In June and July 2006 she was a guest student at the Woods Hole Oceanographic Institution, where she worked in the National Ocean Sciences Accelerator Mass Spectrometer facility under senior scientist John Hayes on a new method that improves the accuracy of radiocarbon dates of Antarctic marine sediments using stepped-combustion.  Day later presented a lecture at 2006 Geological Society of America annual meeting on the research she conducted at Woods Hole.

In 2005 Day was awarded a Hamilton College Emerson Grant that funds 10 weeks of summer research for student and faculty pairs. Her project examined the chemical characterization of stone tool materials used by paleoindians in the Great Basin. She presented a poster on that research at the 2006 Society for American Archaeology annual meeting in Puerto Rico.
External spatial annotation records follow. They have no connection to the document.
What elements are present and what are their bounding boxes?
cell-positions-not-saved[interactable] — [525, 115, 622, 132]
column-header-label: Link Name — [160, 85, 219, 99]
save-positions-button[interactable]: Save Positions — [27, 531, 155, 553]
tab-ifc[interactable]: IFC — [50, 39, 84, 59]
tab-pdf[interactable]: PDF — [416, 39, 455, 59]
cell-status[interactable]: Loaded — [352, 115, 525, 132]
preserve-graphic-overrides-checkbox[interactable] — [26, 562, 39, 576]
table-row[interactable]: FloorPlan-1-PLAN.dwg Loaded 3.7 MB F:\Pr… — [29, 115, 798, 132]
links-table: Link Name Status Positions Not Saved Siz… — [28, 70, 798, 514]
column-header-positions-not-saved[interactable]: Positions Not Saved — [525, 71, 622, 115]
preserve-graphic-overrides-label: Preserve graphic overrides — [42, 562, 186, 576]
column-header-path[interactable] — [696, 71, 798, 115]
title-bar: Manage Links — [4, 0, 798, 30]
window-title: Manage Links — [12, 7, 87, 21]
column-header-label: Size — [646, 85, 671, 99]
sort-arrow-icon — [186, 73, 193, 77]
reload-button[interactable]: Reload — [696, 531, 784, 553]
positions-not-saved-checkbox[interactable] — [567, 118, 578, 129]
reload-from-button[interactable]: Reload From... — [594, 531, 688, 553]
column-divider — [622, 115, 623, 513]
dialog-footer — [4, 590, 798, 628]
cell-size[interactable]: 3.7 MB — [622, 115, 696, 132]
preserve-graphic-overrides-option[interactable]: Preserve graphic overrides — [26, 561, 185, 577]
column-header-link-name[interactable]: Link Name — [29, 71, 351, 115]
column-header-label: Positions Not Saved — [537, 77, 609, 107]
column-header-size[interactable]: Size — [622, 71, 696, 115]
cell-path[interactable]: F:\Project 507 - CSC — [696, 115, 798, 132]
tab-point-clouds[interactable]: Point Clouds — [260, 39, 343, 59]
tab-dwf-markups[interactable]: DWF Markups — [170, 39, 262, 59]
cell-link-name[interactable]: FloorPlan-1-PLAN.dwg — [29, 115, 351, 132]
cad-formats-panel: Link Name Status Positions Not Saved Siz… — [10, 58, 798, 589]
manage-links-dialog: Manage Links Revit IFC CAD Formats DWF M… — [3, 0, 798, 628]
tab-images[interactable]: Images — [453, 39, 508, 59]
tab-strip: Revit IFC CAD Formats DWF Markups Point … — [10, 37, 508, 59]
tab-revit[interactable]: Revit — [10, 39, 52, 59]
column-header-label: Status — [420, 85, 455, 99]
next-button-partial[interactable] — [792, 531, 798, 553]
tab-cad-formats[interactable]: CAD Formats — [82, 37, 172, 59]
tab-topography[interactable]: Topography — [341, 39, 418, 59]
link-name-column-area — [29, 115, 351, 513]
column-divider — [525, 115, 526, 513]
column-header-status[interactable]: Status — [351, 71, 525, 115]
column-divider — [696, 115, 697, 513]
During the summer of 2003, she was the recipient of a National Science Foundation - Science, Technology, Engineering, and Mathematics Talent Expansion Program Grant which is awarded to selected incoming freshmen to support five weeks of summer research prior to the beginning of the first year at Hamilton.


Day also co-authored, with Hamilton chemistry professors, research articles that were published in the International Journal of Quantum Chemistry and Journal of Physical Chemistry.

Day is principal flutist and piccolo player with the Hamilton College Orchestra, and a member of the chamber music group; a teaching assistant for the Geology and Archaeology departments; a Geology Club executive board member; and a former resident advisor.

She participates in several volunteer programs through the Hamilton Action Volunteer Outreach Coalition including the food salvage program, teaching juggling at a local elementary school, serving at a soup kitchen, and the Underground Café, a student-run café and social space for children in nearby Utica.

USA Today's All-USA Academic team program honors students who have not only challenged themselves and excelled in their course work, but extend their academic and broader intellectual abilities beyond the classroom to benefit their schools, their communities and society. A key element given most weight by the judges is the student's essay describing his or her most outstanding original academic or intellectual product.

Unlike scholarships, fellowships or grants, the All-USA Academic Team is a recognition honoring students for what they have done in college, as opposed to what they plan or hope to do upon graduation.

The program is modeled after an all-star sports team, and judges try to build a team of students who are universally outstanding and who excel in different ways. Former First Team members have excelled in the sciences, the humanities, the arts, in public service, journalism and education.

Day is the daughter of Janice and Michael Day of Seneca Falls.